OCTUBRE 2017 -14 MESES DE TI
Hola pequeñin, ahora te voy a hablar a ti.
Por qué? Te preguntarás, porqué aquí? Pues porque siempre
has estado unido al abuelo, en mucho más de lo que te crees. Porque lo
conociste, cuando estabas dentro de mí, y él te conoció a ti… incluso hablaba
de ti ya como su nieto.
Y porque tú también eres parte de esto, de mi, de mi cambio,
de mi vida, de mi todo.
Naciste el 18 de Agosto del 2016, aunque en mi corazón
naciste muchos meses antes, exactamente el dia que supe que venías al mundo,
ese día, ya habías nacido para mí. Aun eras una lentejita diminuta, o quizá,
aun ni eso… y ya ahí empezaste a cambiar mi vida, y a cambiarme a mi. Ya ahí
empecé a quererte.
Naciste fuerte y haciéndome fuerte, en el mismo hospital en
el que tu abuelo se fue 3 meses antes. El mismo lugar que me robó un ciclo de
mi vida y el que me regaló el comienzo de otro contigo.

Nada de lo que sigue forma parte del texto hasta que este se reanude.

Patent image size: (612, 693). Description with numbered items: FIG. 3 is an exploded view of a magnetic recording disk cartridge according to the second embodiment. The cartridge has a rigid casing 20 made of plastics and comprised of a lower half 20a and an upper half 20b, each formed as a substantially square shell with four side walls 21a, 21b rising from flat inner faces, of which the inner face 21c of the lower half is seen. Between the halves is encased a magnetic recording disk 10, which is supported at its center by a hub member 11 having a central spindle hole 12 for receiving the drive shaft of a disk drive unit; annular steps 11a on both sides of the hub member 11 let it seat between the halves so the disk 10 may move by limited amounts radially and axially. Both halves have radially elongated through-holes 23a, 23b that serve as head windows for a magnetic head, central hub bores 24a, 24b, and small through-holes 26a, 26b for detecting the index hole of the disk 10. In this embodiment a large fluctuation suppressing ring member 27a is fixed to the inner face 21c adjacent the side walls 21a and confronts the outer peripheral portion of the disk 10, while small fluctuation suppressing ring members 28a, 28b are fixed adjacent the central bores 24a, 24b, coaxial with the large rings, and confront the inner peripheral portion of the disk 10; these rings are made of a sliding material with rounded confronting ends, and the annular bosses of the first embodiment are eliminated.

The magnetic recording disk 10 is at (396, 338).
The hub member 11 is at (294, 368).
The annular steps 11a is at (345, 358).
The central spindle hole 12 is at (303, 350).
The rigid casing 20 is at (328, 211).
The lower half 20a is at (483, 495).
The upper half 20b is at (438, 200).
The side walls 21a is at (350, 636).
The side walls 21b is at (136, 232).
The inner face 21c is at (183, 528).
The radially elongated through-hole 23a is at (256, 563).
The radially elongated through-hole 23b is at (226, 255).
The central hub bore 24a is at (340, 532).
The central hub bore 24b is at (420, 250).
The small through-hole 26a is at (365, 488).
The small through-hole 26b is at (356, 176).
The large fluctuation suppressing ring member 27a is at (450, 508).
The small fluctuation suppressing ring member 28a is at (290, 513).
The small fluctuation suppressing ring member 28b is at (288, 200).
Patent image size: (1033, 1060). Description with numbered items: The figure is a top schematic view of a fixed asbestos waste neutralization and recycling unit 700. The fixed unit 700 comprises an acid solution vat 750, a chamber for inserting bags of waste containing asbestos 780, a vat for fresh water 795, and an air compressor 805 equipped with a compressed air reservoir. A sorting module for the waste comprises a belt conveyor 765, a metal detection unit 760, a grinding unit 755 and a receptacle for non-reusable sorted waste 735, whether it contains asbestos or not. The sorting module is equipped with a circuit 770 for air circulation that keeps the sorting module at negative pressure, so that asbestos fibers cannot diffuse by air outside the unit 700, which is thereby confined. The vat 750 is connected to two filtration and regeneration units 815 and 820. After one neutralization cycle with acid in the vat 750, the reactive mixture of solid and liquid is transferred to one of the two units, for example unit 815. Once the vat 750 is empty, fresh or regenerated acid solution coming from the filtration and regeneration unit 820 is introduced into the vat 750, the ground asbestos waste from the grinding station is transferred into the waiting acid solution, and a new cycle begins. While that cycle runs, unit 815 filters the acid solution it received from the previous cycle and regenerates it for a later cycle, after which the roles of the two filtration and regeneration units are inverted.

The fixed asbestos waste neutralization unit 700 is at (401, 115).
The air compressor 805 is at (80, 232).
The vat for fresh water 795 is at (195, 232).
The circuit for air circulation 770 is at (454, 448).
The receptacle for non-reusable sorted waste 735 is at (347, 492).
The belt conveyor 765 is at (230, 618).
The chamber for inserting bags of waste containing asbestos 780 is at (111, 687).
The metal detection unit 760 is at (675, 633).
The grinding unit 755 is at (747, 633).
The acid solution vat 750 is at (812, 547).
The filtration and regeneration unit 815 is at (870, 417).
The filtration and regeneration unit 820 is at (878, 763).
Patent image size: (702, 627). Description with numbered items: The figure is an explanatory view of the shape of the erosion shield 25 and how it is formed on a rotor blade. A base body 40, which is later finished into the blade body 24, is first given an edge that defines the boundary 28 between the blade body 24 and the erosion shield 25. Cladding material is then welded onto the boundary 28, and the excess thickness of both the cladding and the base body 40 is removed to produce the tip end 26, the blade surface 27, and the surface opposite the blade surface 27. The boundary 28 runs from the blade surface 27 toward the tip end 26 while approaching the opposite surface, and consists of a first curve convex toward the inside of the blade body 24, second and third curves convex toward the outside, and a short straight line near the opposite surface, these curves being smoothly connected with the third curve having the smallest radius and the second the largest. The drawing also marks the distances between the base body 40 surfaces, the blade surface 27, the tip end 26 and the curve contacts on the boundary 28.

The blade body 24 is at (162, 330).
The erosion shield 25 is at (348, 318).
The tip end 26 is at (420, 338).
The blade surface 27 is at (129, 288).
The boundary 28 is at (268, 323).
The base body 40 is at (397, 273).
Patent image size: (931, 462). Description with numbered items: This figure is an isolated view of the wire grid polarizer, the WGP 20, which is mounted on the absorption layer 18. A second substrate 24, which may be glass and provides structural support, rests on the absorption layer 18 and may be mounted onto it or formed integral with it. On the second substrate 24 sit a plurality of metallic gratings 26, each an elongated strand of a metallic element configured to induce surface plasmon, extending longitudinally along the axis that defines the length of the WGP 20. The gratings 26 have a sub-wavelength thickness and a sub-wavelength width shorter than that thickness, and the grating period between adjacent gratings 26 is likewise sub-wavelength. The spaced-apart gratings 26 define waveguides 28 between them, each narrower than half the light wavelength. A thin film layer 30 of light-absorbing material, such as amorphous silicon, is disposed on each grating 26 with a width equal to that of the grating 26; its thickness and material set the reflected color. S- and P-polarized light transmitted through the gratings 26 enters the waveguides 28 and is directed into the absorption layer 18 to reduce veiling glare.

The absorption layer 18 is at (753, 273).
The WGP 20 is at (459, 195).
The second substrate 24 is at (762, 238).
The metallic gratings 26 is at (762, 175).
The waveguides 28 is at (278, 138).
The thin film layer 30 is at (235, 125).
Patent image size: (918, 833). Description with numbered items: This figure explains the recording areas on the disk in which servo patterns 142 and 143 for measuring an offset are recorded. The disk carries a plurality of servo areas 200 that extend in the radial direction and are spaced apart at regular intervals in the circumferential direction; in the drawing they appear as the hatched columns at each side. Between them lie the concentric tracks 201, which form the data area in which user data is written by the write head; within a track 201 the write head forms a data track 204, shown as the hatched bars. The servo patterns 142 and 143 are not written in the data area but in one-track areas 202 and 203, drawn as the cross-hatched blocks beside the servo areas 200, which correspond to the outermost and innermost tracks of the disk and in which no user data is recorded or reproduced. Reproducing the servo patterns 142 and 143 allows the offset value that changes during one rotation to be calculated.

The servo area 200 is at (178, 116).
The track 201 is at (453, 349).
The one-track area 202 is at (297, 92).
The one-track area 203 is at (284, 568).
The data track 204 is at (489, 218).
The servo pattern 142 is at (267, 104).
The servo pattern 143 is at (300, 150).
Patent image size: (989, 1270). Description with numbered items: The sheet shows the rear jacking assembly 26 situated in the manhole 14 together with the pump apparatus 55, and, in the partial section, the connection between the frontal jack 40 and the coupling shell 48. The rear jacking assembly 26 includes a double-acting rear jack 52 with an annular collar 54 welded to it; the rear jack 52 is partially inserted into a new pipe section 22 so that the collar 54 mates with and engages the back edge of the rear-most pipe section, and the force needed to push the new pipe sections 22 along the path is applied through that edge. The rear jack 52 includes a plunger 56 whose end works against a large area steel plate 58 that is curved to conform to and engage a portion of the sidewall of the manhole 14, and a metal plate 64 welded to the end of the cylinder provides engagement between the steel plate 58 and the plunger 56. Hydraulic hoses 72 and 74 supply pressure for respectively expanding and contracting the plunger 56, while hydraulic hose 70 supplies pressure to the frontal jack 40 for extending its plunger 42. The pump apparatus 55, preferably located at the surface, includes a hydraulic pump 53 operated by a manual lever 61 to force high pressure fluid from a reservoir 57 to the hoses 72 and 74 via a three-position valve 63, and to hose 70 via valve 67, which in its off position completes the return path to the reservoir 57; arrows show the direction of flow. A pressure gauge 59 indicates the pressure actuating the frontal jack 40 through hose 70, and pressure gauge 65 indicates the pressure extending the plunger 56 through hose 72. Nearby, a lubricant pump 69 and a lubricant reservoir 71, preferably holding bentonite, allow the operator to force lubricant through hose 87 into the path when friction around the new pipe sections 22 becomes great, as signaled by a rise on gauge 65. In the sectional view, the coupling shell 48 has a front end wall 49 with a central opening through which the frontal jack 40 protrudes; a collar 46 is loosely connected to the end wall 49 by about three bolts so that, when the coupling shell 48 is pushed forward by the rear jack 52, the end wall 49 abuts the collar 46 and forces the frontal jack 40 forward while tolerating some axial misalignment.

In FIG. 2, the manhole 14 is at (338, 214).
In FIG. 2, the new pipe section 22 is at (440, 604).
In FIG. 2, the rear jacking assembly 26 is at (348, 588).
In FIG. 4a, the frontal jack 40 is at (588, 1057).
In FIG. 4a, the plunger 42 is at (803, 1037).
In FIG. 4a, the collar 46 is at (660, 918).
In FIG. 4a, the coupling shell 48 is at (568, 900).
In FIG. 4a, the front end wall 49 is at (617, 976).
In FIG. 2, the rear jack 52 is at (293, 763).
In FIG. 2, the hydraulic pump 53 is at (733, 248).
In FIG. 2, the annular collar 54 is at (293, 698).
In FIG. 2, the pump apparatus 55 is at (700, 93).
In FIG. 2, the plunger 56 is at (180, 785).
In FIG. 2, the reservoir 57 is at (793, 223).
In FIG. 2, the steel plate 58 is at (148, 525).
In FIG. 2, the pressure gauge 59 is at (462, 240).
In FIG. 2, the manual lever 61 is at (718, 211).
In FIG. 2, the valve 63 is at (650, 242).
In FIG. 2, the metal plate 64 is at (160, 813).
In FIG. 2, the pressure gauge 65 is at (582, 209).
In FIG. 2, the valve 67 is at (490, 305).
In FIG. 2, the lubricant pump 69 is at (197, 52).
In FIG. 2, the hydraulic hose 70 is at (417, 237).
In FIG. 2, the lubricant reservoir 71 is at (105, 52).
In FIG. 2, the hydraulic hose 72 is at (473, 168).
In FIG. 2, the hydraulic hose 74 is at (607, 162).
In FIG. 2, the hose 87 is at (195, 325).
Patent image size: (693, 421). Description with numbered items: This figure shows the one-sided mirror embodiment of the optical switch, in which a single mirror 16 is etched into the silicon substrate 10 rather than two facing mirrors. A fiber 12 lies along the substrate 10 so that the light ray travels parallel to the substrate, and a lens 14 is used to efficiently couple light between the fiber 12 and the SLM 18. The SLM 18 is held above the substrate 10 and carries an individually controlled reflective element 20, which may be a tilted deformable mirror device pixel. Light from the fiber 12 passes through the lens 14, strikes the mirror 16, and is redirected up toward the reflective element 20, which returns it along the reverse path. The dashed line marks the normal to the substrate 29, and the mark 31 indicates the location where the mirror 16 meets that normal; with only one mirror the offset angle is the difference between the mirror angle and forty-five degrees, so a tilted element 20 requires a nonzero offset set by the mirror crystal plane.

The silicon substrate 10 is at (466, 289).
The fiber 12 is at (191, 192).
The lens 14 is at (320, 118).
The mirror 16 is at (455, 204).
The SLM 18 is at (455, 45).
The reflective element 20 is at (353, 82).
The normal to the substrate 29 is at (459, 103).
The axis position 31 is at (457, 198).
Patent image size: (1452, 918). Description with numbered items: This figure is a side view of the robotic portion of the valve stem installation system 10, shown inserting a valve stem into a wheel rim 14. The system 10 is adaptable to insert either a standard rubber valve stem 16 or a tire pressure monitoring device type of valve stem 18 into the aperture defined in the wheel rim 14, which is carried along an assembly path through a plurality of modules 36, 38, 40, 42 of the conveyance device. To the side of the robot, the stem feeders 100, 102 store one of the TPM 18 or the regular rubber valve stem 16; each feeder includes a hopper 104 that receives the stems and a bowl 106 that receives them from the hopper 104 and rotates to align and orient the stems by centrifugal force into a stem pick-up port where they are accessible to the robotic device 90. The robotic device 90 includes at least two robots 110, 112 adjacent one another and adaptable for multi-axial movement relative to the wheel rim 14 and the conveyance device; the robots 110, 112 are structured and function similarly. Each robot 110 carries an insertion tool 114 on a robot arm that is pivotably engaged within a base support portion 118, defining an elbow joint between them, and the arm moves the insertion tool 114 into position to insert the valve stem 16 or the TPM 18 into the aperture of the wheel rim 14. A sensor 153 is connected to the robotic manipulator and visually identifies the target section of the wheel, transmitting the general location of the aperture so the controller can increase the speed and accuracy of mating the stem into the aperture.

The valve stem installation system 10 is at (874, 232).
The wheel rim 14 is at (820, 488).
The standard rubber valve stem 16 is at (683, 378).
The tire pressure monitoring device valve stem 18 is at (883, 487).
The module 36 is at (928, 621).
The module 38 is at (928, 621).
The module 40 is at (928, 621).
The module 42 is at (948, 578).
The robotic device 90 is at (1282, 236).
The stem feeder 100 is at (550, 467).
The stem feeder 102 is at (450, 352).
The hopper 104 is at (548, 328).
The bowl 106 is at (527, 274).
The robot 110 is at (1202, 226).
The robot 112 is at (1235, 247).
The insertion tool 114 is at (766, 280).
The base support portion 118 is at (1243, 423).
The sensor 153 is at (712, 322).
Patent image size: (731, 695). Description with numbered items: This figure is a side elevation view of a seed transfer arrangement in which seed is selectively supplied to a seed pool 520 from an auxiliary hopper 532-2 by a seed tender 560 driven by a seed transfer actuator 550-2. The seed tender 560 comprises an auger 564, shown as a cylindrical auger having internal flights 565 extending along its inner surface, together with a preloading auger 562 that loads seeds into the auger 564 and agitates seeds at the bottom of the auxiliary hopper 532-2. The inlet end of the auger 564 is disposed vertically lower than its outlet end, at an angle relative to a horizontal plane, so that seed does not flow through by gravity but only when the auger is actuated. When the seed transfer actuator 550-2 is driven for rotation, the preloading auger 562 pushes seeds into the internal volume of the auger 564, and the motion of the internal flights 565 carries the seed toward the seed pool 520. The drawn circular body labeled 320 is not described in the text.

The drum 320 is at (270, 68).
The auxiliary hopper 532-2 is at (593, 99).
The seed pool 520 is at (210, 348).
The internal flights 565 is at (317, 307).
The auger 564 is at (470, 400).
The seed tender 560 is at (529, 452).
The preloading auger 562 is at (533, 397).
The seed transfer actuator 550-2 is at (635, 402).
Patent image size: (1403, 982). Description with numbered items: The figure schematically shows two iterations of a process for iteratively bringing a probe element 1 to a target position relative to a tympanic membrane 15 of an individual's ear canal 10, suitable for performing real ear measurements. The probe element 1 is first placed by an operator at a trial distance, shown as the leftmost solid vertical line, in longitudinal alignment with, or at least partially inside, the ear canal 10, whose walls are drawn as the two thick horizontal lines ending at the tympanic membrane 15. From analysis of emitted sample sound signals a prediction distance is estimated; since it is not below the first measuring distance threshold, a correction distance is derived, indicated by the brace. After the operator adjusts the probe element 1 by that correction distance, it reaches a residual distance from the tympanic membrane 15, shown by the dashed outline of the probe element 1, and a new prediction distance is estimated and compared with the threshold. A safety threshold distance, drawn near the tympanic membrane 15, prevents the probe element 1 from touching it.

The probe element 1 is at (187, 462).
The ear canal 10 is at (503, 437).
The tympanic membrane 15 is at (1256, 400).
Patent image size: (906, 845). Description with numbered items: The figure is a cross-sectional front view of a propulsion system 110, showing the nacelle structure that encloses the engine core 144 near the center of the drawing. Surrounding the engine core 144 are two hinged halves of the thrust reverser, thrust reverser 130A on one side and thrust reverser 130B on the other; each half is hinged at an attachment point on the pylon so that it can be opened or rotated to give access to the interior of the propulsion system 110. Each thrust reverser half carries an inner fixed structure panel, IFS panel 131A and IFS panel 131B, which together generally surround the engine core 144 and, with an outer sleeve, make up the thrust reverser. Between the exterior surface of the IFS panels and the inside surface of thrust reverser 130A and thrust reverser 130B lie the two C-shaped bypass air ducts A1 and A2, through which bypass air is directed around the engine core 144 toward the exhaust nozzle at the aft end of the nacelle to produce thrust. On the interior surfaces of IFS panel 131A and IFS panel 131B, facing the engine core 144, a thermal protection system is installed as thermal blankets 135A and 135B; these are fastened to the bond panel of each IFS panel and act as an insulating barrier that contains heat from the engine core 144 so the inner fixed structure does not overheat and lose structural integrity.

El mismo lugar que arrancó las lágrimas más duras y amargas
de toda mi vida y que a la vez hizo que mis ojos volvieran a brillar, esta vez
como nunca antes habían brillado. Porque naciste tu, mi ángel, para ayudarme en
el duro camino que tenía por delante. Para ayudarme a dos cosas muy
importantes, a aprender a vivir sin el abuelo y a aprender a ser mamá. Con esa
carga naciste, hijo. Ese fue el pan que trajiste bajo el brazo. Por eso naciste
fuerte y valiente… porque nuestro destino así lo decidió.
Fuiste la cosa más bonita que jamás había visto. Ese momento
en el que tras más de 20 horas pude verte la carita y besarte, aun abierta en cesárea,
fue el momento más mágico y maravilloso de toda mi existencia.
Me llenaste mi amor, con tus ojitos achinados que nada mas
salir ya luchaban por abrirse y ver mundo, con tu pequeña cabecita que me cabía
en la palma de mi mano, con tu boquita perfecta… todo tu tan pequeñito, tan
perfecto… salido de mi, en los momentos más duros de toda mi vida… solo podía
ser magia, sólo podías ser magia.
Y me enamoré de ti
Los primeros dias son una locura, gente que viene a
conocerte, familia que entra y sale, enfermeras, los puntos que duelen, que
tengo que levantarme, que me traen la cena… y yo sólo podia pensar en ti, en
cómo estabas tú, en si tenías hambre, frio o calor… en que quería cogerte entre
mis brazos y en que daba igual si dolían los puntos o si no habia comido ni
dormido… todo ya daba igual… y eso, cariño mío, es ser mamá, y eso, es ser
madre… mientras estás pensando si sabrás ser madre… ya eres madre.